Wanita itu tersenyum, dengan senyum licik dan menyeramkan yang takkan pernah Kyra lupa seumur hidupnya. Wanita itu melangkah mendekat, begitu dekat hingga Kyra gemetar ketakutan.

"Ada kalanya, takdir telah menunggumu dekat sekali, di setiap embusan nafasmu," kata wanita itu sambil menyeringai.

Lalu seberkas cahaya menyilaukan muncul dengan tiba-tiba, dan Kyra menutupi matanya dan Leo menggeram lalu menerkam wanita tua itu.

Saat Kyra membuka matanya, cahaya itu telah hilang. Wanita itu telah pergi, dan Leo hanya menerkam ruang kosong. Hanya ada kegelapan di seluruh tempat itu.

Kyra memandang ke sekeliling dengan kebingungan. Apakah itu tadi hanyalah khayalannya saja?

Sekonyong-konyong, bagai menjawab pertanyaan dalam benaknya, terdengarlah raungan mengerikan yang sangat keras, seolah raungan itu datang dari kayangan. Kyra berdiri terpaku di situ, dan benaknya tertuju pada danau itu. Pikirannya langsung menuju pada bayangan dirinya di permukaan air danau.

Meskipun ia tak memandang ke sana, namun entah bagaimana ia tahu bahwa raungan tadi adalah raungan seekor naga. Raungan itu datang dari suatu tempat di seberang tanah lapang itu, tengah menanti dirinya.

Setelah wanita itu menghilang dan hanya tinggal dirinya yang berdiri di situ, Kyra linglung, mencoba memahami apa yang tengah terjadi, dan apa arti semua ini.
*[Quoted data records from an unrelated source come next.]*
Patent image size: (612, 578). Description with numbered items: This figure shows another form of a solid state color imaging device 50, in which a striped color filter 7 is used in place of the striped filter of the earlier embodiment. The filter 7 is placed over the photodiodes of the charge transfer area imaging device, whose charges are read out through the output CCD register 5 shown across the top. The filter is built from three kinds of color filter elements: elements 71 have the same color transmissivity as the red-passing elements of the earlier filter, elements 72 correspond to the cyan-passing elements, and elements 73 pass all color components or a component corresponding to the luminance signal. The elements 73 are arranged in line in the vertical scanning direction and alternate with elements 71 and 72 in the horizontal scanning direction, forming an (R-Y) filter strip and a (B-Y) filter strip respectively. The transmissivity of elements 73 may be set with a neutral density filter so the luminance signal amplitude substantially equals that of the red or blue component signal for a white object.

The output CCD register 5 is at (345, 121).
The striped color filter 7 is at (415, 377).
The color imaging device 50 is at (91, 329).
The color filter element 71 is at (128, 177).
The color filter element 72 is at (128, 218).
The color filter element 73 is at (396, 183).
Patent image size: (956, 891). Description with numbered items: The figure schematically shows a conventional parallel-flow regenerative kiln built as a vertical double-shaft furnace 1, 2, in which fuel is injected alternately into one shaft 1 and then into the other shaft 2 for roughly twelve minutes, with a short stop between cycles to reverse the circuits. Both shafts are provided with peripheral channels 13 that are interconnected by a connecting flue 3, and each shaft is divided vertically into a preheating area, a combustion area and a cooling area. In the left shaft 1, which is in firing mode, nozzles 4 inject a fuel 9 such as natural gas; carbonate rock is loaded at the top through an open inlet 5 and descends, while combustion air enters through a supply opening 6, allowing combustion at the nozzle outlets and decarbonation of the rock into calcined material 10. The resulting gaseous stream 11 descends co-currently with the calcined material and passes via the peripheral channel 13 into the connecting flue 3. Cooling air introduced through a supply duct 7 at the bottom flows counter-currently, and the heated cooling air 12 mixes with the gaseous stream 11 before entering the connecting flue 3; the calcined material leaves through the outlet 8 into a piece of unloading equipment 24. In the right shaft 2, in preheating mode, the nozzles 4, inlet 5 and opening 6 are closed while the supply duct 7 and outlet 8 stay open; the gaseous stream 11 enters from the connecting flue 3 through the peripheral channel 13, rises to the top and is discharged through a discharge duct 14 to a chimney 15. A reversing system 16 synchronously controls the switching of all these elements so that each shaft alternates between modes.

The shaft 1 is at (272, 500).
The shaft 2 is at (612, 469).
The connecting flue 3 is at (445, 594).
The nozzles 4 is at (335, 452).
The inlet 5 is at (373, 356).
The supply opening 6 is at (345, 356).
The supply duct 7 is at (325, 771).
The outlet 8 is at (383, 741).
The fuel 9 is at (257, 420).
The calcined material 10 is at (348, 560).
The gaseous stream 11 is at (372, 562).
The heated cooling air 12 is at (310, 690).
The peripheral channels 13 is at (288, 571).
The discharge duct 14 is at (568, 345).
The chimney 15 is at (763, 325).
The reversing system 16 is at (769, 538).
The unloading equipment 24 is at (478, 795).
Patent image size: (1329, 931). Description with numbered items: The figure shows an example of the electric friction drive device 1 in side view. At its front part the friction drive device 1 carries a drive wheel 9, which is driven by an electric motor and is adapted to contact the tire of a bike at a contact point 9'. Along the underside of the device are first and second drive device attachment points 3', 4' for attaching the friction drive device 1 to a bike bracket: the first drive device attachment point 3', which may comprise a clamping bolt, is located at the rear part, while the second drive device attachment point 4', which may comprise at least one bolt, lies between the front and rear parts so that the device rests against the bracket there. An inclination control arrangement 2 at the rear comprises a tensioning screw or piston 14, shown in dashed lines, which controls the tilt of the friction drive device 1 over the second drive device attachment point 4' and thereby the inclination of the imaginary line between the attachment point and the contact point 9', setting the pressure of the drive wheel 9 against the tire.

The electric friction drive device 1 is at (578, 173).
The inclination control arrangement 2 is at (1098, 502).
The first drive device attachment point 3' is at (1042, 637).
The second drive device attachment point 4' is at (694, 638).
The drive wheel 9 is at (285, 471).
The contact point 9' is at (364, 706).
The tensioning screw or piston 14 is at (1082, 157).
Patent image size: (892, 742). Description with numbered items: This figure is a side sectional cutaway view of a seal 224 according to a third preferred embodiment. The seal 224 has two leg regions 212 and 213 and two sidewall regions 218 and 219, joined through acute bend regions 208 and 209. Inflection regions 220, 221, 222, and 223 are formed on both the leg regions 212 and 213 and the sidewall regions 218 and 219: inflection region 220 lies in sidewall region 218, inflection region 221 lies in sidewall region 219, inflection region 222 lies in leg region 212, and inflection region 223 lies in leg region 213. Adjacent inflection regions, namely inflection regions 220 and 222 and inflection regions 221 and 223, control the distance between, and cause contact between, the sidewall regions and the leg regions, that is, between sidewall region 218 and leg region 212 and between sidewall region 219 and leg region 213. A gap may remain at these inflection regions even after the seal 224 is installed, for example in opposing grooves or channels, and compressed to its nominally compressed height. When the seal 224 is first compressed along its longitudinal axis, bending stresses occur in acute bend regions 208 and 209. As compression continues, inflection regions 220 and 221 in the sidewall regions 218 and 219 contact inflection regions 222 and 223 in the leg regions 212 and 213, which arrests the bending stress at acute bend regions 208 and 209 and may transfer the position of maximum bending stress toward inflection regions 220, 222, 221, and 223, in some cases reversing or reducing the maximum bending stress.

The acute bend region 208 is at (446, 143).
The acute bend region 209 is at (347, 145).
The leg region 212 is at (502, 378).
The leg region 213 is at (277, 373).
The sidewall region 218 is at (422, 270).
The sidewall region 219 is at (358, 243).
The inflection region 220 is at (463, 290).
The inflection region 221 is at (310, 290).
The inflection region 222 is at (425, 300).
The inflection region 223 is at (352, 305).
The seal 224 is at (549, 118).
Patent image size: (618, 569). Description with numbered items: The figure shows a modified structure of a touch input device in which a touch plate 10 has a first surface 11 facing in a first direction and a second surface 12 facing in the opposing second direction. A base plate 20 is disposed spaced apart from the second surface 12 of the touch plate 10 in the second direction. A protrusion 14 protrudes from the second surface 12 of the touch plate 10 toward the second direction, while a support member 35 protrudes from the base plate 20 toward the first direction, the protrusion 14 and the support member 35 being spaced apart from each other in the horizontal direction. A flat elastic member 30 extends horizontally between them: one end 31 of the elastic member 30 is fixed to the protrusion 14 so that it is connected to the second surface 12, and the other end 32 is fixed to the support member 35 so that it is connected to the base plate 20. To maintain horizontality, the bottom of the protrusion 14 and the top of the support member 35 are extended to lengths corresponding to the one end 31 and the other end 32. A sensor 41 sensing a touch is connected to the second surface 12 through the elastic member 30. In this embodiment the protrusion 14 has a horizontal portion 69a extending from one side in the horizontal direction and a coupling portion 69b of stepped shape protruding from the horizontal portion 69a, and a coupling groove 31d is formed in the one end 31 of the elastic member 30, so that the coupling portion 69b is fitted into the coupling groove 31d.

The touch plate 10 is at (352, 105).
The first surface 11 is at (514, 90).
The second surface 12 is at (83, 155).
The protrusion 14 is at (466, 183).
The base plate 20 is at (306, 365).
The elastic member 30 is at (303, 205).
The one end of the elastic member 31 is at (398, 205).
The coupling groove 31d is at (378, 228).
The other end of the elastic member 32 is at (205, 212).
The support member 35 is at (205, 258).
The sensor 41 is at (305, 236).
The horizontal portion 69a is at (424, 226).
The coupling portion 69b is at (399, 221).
Dan terlebih, ia mencoba mengetahui asal suara itu. Suara raungan itu tak seperti raungan yang pernah ia dengar, sangat keras, bagai suara yang muncul dari dalam tanah. Tak ayal suara itu pun membuatnya ngeri dan terpaku, tak dapat berlari ke mana pun. Suara itu bergema dalam dirinya dengan cara yang tak ia mengerti, dan ia sadar bahwa suara itu telah terngiang-ngiang di telinganya seumur hidupnya.

Kyra berlari cepat-cepat menembus hutan dengan Leo mengikuti di sampingnya; ia terseok-seok menembus salju yang tebal, cabang-cabang pohon menggores wajahnya, namun ia tak peduli, karena ia ingin segera mendatangi asal suara itu. Saat suara itu terdengar melengking lagi, Kyra tahu bahwa suara itu tengah meneriakkan kesedihan.

Ia tahu bahwa naga itu tengah sekarat—dan sangat membutuhkan pertolongan Kyra.